Yerel yönetimin STK’ların işlerini STK’lara bırakmasını öneren Dündar, “Yerel yönetimlerin bu işi STK’lara verip onlara bir kaynak oluşturmaları bazı problemleri çözebilir. İkisinde de doğru adamlar doğru yerlerde vazifelendirilmeli. Gençlik kuruluşları ve belediyeler, aynı masaya hedeflerini ve sonuçlarını koyarak iş bölümünü doğru bir şekilde yapmalarında büyük fayda olacaktır. Gençlik için bu aşamadan sonra olumlu bir sonuç elde edilebilir. Yoksa STK’lar ve yerel yönetimler birbirleriyle rekabet halinde olup giderler” diyor.
TÜGVA İstanbul İl Başkanı Fatih Coşar ise gençlik politikalarındaki meseleyi model bulunmamasına bağlıyor. “Gençlik çalışmalarındaki en büyük etkenlerden birisi şu anda herkesin birinci derecede mesul gördüğü gençler oluyor. Bugün gençler bunu yapmıyor diyerek sürekli gençleri kötüleyen bir yaklaşım var. Ortak bir dil tutturulamıyor. Gençlerin bugün böyle olmasındaki en büyük neden, örnek olabilecek model birilerinin olmaması.”

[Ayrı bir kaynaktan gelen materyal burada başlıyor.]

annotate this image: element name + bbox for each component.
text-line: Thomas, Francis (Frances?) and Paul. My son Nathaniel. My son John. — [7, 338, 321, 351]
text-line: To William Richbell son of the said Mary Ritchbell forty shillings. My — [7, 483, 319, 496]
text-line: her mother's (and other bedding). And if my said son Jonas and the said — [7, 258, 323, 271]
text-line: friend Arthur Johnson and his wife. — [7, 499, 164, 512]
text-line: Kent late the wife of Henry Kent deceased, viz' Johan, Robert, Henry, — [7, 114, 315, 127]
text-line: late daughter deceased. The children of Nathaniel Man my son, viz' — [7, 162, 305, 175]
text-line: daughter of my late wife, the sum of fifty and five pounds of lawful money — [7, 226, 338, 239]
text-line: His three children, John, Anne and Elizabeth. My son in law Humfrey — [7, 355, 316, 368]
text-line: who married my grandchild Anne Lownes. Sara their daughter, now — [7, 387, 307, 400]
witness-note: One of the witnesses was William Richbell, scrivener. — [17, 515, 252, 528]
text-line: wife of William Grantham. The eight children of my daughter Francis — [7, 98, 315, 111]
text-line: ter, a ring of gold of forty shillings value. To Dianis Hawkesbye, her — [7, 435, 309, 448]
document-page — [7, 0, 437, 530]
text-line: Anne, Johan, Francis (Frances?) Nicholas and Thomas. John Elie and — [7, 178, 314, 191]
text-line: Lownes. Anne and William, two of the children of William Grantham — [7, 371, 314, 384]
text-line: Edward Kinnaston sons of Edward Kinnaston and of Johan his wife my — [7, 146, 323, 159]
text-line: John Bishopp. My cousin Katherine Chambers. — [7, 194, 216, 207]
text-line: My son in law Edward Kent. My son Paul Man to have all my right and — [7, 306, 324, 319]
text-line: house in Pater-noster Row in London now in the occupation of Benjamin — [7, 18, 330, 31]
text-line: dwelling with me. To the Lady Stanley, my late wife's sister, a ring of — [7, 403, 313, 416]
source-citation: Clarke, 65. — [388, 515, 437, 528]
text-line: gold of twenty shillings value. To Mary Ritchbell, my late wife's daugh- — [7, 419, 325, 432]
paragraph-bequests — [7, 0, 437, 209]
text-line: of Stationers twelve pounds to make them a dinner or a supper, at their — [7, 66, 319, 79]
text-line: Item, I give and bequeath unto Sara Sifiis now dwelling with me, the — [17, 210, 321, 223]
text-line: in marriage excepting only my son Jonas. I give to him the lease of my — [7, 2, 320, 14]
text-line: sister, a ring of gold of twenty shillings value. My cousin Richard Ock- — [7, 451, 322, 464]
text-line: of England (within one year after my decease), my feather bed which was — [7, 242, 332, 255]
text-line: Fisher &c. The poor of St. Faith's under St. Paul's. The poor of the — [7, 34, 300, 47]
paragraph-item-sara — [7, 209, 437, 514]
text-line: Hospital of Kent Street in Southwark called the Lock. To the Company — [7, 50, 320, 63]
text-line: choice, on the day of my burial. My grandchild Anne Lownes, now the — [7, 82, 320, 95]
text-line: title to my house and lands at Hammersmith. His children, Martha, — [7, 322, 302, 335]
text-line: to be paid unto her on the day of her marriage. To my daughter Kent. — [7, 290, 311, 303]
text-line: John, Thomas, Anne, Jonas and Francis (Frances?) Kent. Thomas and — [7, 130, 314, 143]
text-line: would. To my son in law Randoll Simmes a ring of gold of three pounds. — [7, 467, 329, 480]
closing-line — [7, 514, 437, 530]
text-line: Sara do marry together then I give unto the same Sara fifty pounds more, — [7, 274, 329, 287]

Gençlerde zihni ve ahlaki bir dağınıklığın söz konusu olduğunu ifade eden Coşar, gençlik sorunlarının aileden kaynaklandığını söylüyor. “Biz bu mücadeleler içerisinde bir şey göremedik, benim çocuğum daha iyi olsun diyerek aileler gençleri yalıtıyor. Çocuklarını daha rahat, daha özgür, daha imkânların artmış olduğu bir ortamda yetiştirme istekleri de bunda etkili. Tabi bunda Türkiye’nin ekonomik olarak kalkınmasının da etkisi var. Bu eksikliği giderebilmek için sivil toplumun yapması gereken alanlara yerel yönetimler de girdi. Geldiğimiz noktada yapılan bu çalışmanın hepsi gerekli. STK’larla yerel yönetimlerin işbirliği içinde gençlerin daha katılımcı olduğu daha inisiyatif aldığı ortamların oluşturulmas,ı gençliği kazanma noktasında faydalı olacağını düşünüyorum.”